Power of Two

Power of two is a simple question. Given an integer, you are asked to decide if it is a power of two. Obviously, an integer has only one 1 in its binary representation is a power of two.

But, there is a trap with this question. Let's start from a seems correct solution:

boolean isPowerOfTwo(int n) {
    return (n & -n) == n;
}

This solution is smart. (n & -n) is the integer with only one bit is 1 and that bit is at the position of the first 1 in n's binary representation. And if it equals to n itself, then n only have one bit is 1, so it is a power of two.
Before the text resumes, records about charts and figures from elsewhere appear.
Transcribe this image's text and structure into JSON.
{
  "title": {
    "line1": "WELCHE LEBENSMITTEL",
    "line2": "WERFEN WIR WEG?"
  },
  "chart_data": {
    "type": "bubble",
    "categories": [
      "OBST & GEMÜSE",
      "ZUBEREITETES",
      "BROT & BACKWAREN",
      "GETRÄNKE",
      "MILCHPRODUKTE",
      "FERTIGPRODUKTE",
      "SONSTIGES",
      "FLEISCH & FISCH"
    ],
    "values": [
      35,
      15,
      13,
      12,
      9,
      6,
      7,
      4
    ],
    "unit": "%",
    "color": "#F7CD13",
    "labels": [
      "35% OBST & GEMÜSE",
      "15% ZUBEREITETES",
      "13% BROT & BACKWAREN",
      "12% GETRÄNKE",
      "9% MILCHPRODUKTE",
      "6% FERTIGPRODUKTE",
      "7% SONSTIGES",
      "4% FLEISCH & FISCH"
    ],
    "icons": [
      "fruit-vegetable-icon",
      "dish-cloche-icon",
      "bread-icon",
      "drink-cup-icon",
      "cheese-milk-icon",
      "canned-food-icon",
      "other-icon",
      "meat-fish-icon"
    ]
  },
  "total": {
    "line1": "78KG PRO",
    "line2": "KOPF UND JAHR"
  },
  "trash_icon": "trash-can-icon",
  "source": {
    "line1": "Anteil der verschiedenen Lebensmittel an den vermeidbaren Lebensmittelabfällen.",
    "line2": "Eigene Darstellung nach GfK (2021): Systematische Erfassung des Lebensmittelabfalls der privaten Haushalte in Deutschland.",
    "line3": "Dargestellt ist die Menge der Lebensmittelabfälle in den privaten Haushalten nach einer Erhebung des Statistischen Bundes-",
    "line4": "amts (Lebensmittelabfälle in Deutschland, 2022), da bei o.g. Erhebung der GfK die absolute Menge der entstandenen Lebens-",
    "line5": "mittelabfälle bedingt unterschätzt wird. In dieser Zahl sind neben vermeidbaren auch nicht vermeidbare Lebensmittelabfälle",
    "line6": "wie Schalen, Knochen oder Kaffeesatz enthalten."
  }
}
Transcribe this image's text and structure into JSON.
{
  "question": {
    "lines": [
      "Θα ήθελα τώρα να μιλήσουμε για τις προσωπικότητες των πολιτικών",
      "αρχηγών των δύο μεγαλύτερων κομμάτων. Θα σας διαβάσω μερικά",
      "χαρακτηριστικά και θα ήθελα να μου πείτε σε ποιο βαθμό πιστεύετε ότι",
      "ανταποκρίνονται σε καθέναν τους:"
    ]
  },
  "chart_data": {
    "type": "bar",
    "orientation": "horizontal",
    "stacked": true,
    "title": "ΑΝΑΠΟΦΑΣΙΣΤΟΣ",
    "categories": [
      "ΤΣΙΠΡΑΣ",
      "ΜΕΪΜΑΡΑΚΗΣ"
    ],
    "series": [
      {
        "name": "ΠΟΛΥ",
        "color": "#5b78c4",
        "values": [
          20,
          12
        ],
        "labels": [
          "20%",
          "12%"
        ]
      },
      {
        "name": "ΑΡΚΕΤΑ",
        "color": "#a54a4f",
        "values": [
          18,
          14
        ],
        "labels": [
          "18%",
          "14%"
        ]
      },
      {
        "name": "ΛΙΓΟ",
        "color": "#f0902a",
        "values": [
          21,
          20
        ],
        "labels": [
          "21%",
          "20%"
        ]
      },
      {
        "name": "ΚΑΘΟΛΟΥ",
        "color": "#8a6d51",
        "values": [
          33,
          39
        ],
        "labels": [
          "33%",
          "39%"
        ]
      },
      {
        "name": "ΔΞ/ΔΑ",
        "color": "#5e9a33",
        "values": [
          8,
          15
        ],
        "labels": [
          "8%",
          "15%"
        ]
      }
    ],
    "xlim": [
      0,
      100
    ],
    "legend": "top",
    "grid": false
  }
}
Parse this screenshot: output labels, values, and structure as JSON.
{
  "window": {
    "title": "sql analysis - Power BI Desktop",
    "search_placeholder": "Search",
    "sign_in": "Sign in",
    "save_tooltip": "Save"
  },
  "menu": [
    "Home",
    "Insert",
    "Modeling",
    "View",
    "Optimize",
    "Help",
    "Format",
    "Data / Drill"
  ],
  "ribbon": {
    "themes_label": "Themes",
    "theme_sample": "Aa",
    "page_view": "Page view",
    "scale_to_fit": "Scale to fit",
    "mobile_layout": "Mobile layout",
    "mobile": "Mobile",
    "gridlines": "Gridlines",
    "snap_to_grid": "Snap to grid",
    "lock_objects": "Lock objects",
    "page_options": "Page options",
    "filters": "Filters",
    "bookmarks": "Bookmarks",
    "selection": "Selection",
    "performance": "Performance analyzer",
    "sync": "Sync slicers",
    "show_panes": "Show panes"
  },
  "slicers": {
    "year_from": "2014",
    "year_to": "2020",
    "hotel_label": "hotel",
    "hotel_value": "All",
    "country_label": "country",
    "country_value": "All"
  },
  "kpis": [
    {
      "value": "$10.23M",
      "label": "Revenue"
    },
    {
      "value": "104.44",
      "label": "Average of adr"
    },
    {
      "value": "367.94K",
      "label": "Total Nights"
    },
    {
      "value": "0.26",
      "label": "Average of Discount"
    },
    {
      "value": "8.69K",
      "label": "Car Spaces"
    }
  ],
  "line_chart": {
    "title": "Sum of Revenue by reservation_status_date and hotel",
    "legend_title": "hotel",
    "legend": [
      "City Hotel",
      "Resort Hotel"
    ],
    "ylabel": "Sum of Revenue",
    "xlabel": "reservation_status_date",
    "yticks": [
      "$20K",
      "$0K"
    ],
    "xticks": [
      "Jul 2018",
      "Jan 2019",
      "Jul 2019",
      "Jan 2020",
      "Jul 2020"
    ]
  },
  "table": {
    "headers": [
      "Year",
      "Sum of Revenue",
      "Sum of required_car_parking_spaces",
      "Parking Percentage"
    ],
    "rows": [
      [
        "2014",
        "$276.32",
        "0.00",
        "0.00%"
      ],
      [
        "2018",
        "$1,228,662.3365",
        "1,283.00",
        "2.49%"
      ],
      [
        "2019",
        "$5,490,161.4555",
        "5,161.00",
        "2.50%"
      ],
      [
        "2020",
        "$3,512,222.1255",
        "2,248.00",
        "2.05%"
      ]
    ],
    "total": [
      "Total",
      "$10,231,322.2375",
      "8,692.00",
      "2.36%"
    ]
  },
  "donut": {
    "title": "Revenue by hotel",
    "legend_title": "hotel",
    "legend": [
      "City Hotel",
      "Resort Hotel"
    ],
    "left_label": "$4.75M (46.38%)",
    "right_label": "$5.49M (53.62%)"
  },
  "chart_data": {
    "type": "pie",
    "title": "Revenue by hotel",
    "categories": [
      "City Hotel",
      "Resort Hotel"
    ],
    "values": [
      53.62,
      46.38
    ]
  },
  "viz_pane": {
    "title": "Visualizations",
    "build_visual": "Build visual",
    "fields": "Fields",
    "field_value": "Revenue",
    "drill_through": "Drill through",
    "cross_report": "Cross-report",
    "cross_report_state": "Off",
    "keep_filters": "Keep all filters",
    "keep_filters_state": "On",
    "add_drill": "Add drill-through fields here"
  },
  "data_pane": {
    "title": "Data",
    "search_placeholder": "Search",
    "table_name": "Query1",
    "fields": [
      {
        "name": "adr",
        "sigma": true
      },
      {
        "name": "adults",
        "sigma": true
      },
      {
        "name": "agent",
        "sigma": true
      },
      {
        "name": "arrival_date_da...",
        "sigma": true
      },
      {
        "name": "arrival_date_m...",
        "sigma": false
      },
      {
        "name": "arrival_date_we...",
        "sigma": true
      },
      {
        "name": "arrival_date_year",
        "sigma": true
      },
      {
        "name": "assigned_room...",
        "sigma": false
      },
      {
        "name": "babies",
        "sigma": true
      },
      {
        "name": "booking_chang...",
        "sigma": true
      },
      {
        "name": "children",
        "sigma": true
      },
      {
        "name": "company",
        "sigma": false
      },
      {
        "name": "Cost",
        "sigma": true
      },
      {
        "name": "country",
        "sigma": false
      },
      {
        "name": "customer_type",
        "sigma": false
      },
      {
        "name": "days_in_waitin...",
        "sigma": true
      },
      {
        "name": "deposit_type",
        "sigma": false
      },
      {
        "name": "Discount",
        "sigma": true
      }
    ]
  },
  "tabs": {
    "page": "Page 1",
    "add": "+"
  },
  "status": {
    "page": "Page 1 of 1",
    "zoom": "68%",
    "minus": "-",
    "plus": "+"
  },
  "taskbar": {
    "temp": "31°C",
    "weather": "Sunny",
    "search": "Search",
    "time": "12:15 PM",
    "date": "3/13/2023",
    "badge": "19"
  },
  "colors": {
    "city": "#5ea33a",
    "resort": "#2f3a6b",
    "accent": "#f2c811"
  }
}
Sounds good, isn't it? But what about n = 0? It will returns true after all. However, zero is not a power of 2 (BTW, 1 is a power of 2, it's $2^0$). So an improved solution might be:

boolean isPowerOfTwo(int n) {
    if (n == 0) return false;
    return ((n & -n) == n);
}

Well, this solution is very nearly to corrent. But there is one thing left. What if the number is the minimal number of integer? It is Integer.MIN_VALUE in java and in its binary representation the first 1 appears at the highest bit. But negative integers can not be a power of a (positive) two, aren't they. So at last, we get the final correct answer:

boolean isPowerOfTwo(int n) {
    return (n > 0) && ((n & -n) == n);
}

There is yet another way. We use (n & (n - 1)) == 0 instead of (n & -n) == n. This works when n is a unsigned integer. But n = 0 must be handled separately. (n & (n - 1)) returns a integer that except for the 1 at the lowest bit position, all bits will be the same as n. So if it returns 0, the number only has one 1 bit. The code is:

boolean isPowerOfTwo(int n) {
    return (n > 0) && ((n & (n - 1)) == 0);
}